Once you've provided this information, simply click on the "Scrape" button to initiate the scraping process. WebTrek will then gather the data from the specified webpage/domain and store it in your ElasticSearch node. Once completed, the scraped data will be seamlessly integrated into your search engine, ready for utilization.

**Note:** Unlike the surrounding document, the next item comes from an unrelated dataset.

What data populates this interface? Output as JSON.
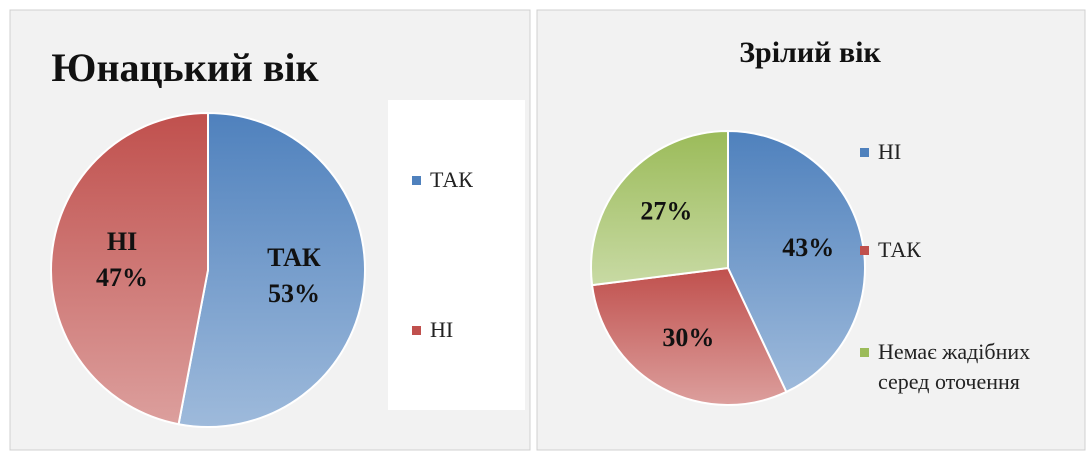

- Go to Common-Crawl page using link. Choose a Crawl of your choice.
- Download warc.paths.gz.
- To unzip the file, execute the following command:
gunzip warc.paths.gz
This command will extract the warc.paths file. You can open it using any text editor. The file contains paths to the WARC files. For example:
crawl-data/CC-MAIN-2024-10/segments/1707947473347.0/warc/CC-MAIN-20240220211055-20240221001055-00000.warc.gz
crawl-data/CC-MAIN-2024-10/segments/1707947473347.0/warc/CC-MAIN-20240220211055-20240221001055-00001.warc.gz
- Download these files using below command:
wget https://data.commoncrawl.org/PATH_FROM_WARC.PATHS_FILE
Example:
wget https://data.commoncrawl.org/crawl-data/CC-MAIN-2024-10/segments/1707947473347.0/warc/CC-MAIN-20240220211055-20240221001055-00000.warc.gz
Before running common-crawl-prepare.py, ensure you update the following variables:
- Path to WARC File:
- Update 'Path_To_File/FileName1.warc' to the actual path where the WARC file is located after executing the previous steps.
- Temporary HTML Files Storage Folder:
- Update 'Path_To_Folder' to the desired folder path where you want to temporarily store the HTML files. After updating these variables, proceed with executing common-crawl-prepare.py for seamless processing of Common Crawl data.
warc_file_paths = [Path_To_File/FileName1.warc]
folder_path = 'Path_To_Folder'
After updating these variables, proceed with executing common-crawl-prepare.py for seamless processing of Common Crawl data.
python3 common-crawl-prepare.py
Once the setup is done. Run main.py using below command.
cd flask-server
python3 server.py
Once the client is up and running. By default React app will start on localhost port 3000.
cd client/webtrek
npm install
npm start
I have already attached screenshots of Main page and Scrapper page above.